Wow!!! I can’t even believe all the great comments and emails I received from my last post. You guys are amazing! And . . . because you ask such great questions, I could easily see I need to do a quick (nothing fancy but to the point) follow up post just to answer questions and get you all that template I’ve had so many of you request.
Firstly many of you wanted this template and so I needed to clean it up a little. You know I often tier by colors so I wrote that in my planning template. I wanted it to be more generally for all of you so that it just said tier 1, 2 and so on. Also, I needed to make it so you could edit it. So the math one now looks like this.
It’s a powerpoint document so you can just pull it up and add text boxes to insert your data or if you prefer, print it off and fill it in by hand. It’s not very cutesy but I wanted to make it more functional for you than anything.
Many of you also asked for a ‘literacy station’ one as well. I am moving to Daily Five so I will be implementing a Word Work Station, Listening, Writing, Read To Self, Read to Someone Else and (my own sixth station) Work with Teacher.
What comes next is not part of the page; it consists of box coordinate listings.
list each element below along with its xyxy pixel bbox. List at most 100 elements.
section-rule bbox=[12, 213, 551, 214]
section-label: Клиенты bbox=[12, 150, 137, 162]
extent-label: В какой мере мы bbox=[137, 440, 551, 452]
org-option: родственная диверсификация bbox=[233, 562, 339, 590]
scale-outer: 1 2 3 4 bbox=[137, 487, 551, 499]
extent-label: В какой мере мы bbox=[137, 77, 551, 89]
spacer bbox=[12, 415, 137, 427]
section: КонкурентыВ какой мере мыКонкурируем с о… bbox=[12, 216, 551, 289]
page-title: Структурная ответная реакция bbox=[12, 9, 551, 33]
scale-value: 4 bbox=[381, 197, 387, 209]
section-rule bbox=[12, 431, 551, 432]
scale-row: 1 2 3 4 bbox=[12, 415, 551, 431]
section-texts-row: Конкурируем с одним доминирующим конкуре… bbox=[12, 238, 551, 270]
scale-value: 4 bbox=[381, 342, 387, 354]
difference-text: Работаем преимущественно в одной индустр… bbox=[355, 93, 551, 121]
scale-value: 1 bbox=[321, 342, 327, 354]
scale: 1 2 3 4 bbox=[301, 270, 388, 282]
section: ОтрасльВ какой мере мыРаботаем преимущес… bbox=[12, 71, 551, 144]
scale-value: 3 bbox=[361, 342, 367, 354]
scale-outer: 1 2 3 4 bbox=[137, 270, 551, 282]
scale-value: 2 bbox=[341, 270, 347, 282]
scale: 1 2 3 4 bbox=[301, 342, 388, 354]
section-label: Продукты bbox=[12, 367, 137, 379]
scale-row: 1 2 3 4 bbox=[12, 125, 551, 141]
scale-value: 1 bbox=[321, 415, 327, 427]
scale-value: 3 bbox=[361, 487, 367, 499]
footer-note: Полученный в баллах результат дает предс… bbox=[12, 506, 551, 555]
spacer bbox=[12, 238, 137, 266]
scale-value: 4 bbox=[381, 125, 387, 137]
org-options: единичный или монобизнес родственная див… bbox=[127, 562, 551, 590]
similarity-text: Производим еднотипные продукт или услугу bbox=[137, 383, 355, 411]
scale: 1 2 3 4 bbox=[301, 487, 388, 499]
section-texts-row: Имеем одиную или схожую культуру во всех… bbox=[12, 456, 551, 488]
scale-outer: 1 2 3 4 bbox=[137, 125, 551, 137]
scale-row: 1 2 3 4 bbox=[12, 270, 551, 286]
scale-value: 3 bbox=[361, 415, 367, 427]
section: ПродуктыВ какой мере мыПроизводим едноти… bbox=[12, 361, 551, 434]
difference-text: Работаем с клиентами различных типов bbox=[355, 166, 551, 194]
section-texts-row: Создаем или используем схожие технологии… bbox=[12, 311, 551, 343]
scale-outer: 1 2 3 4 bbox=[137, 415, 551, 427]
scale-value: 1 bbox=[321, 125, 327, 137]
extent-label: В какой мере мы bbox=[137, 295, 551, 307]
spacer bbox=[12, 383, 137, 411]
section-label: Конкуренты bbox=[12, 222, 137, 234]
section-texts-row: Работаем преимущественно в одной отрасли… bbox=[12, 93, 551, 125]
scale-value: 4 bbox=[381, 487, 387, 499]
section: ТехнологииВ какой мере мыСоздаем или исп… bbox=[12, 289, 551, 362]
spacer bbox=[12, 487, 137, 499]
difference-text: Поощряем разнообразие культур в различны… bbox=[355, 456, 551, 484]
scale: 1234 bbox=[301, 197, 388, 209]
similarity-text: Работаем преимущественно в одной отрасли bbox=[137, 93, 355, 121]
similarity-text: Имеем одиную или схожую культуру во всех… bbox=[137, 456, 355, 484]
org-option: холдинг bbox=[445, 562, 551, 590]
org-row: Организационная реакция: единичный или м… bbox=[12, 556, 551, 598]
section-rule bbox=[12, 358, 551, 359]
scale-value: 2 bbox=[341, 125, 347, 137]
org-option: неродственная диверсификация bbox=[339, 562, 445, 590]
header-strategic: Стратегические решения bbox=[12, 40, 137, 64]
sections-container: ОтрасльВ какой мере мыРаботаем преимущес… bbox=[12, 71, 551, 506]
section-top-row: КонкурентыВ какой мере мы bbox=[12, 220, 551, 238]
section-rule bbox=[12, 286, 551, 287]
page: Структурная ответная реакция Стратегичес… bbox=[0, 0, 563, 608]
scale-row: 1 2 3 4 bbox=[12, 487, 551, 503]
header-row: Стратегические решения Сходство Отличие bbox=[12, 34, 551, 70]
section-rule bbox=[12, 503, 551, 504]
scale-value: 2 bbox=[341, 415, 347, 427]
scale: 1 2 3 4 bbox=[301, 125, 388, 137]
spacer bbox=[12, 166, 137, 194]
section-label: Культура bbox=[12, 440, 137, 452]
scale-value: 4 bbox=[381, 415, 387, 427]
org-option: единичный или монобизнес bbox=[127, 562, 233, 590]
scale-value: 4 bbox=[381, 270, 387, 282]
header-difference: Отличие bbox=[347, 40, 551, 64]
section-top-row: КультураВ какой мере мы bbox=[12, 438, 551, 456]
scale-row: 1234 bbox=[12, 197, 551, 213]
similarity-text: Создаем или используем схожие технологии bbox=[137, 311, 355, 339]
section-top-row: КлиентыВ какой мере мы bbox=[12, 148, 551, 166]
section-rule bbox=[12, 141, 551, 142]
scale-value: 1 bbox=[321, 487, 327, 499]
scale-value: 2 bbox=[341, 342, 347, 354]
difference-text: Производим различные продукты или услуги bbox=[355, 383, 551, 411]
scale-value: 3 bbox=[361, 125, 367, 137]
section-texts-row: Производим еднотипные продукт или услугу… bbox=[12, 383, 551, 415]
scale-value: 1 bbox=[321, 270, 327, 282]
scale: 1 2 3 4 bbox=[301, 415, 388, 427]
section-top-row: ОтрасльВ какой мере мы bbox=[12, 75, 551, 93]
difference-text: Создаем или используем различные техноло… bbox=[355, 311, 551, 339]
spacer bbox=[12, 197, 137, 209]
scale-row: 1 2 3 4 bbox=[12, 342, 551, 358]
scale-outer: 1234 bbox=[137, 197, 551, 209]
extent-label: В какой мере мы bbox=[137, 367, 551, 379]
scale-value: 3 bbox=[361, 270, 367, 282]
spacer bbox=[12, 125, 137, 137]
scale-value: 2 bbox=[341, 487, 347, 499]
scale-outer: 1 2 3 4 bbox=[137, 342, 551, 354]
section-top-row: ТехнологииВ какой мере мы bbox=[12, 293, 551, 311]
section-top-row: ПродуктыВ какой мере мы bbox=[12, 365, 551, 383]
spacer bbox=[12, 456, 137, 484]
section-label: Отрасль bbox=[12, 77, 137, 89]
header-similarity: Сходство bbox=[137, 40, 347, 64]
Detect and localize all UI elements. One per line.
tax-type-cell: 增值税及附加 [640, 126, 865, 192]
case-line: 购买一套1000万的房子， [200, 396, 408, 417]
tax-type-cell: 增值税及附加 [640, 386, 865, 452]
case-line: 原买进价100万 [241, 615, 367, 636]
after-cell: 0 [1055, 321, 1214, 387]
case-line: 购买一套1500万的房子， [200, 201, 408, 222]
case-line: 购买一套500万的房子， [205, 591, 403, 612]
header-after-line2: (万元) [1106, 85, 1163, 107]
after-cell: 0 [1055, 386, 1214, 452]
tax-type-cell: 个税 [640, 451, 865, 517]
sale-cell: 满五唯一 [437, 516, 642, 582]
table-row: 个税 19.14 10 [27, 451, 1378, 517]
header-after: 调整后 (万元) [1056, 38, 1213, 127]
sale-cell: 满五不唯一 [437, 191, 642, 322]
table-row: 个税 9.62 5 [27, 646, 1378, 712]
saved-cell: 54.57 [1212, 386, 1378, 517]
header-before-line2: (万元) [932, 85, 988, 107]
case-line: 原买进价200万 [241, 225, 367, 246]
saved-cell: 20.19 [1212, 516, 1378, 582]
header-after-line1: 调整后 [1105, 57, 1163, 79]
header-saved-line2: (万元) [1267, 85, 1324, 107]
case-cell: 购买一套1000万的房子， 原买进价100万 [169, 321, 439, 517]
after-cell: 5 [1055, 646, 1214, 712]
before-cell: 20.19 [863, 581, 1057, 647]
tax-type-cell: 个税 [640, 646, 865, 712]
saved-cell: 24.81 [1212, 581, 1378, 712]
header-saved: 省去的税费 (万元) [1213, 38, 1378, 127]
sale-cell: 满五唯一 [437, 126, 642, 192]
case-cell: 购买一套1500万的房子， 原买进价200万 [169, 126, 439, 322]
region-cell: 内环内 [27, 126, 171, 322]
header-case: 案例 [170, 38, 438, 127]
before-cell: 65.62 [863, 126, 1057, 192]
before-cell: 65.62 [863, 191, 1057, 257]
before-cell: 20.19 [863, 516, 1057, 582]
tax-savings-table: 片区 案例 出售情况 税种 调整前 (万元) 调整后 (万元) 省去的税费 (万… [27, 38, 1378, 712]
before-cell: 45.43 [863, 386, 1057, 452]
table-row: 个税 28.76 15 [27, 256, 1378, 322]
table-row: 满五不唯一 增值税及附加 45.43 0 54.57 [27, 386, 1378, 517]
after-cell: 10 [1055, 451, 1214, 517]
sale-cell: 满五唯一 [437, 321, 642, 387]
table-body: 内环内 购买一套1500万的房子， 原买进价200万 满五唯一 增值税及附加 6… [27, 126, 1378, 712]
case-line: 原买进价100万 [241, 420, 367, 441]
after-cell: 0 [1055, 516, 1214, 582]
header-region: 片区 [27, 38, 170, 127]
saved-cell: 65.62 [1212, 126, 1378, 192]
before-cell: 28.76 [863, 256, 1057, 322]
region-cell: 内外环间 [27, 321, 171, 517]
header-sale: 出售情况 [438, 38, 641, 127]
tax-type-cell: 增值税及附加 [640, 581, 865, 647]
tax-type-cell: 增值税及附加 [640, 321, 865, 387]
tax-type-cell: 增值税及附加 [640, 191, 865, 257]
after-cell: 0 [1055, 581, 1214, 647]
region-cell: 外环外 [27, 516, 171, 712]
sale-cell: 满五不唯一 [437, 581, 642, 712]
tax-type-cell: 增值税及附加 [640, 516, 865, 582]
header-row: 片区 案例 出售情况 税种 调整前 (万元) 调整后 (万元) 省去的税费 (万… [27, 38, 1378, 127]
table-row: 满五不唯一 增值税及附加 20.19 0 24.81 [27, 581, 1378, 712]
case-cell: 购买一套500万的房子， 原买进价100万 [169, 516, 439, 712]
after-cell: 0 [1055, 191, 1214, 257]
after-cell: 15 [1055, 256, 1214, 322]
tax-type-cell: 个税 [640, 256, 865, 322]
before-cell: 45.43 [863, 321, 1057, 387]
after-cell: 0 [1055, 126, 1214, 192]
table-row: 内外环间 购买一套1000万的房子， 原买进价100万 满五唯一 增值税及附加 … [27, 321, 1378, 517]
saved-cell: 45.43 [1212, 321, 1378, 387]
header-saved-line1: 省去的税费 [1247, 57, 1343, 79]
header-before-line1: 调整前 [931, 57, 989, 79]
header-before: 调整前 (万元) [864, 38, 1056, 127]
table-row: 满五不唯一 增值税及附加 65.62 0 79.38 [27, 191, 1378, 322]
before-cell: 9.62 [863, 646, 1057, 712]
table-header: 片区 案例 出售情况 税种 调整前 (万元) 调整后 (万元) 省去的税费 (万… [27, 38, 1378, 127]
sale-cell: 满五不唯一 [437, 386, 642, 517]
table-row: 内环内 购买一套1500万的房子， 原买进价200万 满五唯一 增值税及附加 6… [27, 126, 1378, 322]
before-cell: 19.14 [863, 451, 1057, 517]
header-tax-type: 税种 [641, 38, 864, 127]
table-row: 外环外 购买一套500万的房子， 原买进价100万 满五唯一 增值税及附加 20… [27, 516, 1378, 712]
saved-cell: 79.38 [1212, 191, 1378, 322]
Because of that, I won’t have a traditional ‘literacy station’ planning sheet but I will have this Word Work Station which is probably close to what you all are looking for.
In case you missed it, I did a similar post, much like the one for math stations using this very planning sheet. You can see it by clicking on the planning sheet below. It will show you all the materials and activities I used.
Click on either of the blank planning pages above to download you template.
Ok so on to some questions, these are from emails I received or comments from my facebook page or on blogger:
How to you introduce your stations? Do you start the first day? What do you say before you let them have at it?
I know it seems a little daunting thinking about letting them just ‘go’ at math stations, but in a way . . . that’s exactly what I do. I start from day one and we begin. The first stations are very much exploratory, low-maintenance and if independent. I do however explain expectations and instructions for each before hand and I only have six going at a time. I model model model how to do the activity right on the floor with everyone on the floor (which I had a document projector or smart board but I don’t so I do it the old fashion way). I usually demonstrate all the things that they shouldn’t do and we talk about the problems there might be if we don’t use the materials correctly. I even demonstrate how to put the items back (I do it wrong the first time and have them tell what I did wrong, make an anchor chart etc.)
So my first six stations would be the easiest to manage. pokey pins, geoboards, playdough, sorting, linking numbers and write the room. Your students are gonna do alot of exploring the first time you give the materials that are new or different to them. Don’t be surprise. Sometimes you just make things exploratory. Geoboards could be without the number cards and just having them getting used to the materials, same with playdough. Don’t get upset if they need to play a bit with new materials. Sometimes, even later in the year when new materials or manipulatives are introduced and depending on the make up of the class, I will often tell them I’m gonna set the timer to ‘play’ and when it goes off it’s time to start working. Kinders are still little. They need to experiment with new materials and that’s ok. They’ll be ready to work if you give them some of this time
If you want to see an EXCELLENT explanation of this, visit Krissy at Mrs. Miner’s Monkey’s by clicking the picture below. She will walk you through how to let your kinders just explore that first bit.
You’ll her post and you’ll grab some freebies while you’re there too.
What do you do with early finishers? You are probably not going to believe this but I really don’t have this problem. Because I tier my stations, things are never too easy, there is always room for exploration and I always have another tier of activities I can give a student if they have mastered the tier that was a bit less challenging. If anything, especially with write the room and I-spy activities, I have students if they can just do it again.
How many students do you have at each station? Are they all the same readiness level? How many stations do they go to each day? How many days a week? And how long do they last?
Based on my last year’s schedule, this is what I did, I have four students at each station (remember, only 6 out of 9 stations are being used at any given time). Of those four students, they may or may not be the same readiness level. Because the materials in the drawers are leveled it doesn’t really matter. If a student’s name is written on yellow that week, they use whatever is in the folder/bag/container that has that color on it. They may be a different color depending on their readiness. More than one student can work on the materials.
I ran math stations three times a week last year, students went to two 15-20 minute stations each day we had stations. That means they visited each station 2 times. This has never been a problem for me. There are always enough activities and materials to keep them busy.
Will you be placing new pictures and explanations up for your new centers as you change them out?
I hadn’t really thought about it until a reader asked me, but I’m sure I can if it’s helpful to you all. Remember, I don’t start school until September 4 th so some of you are a bit ahead. But I’ll try and have a new set of stations out in the next two weeks that you can kind of look at.
In the meantime, remember to use these first weeks to assess your students and their readiness levels so that when you do start tiering, everyone is where they need to be. Assessment and instruction go hand in hand in differentiated instruction . . .
Anymore questions? You know where to find me!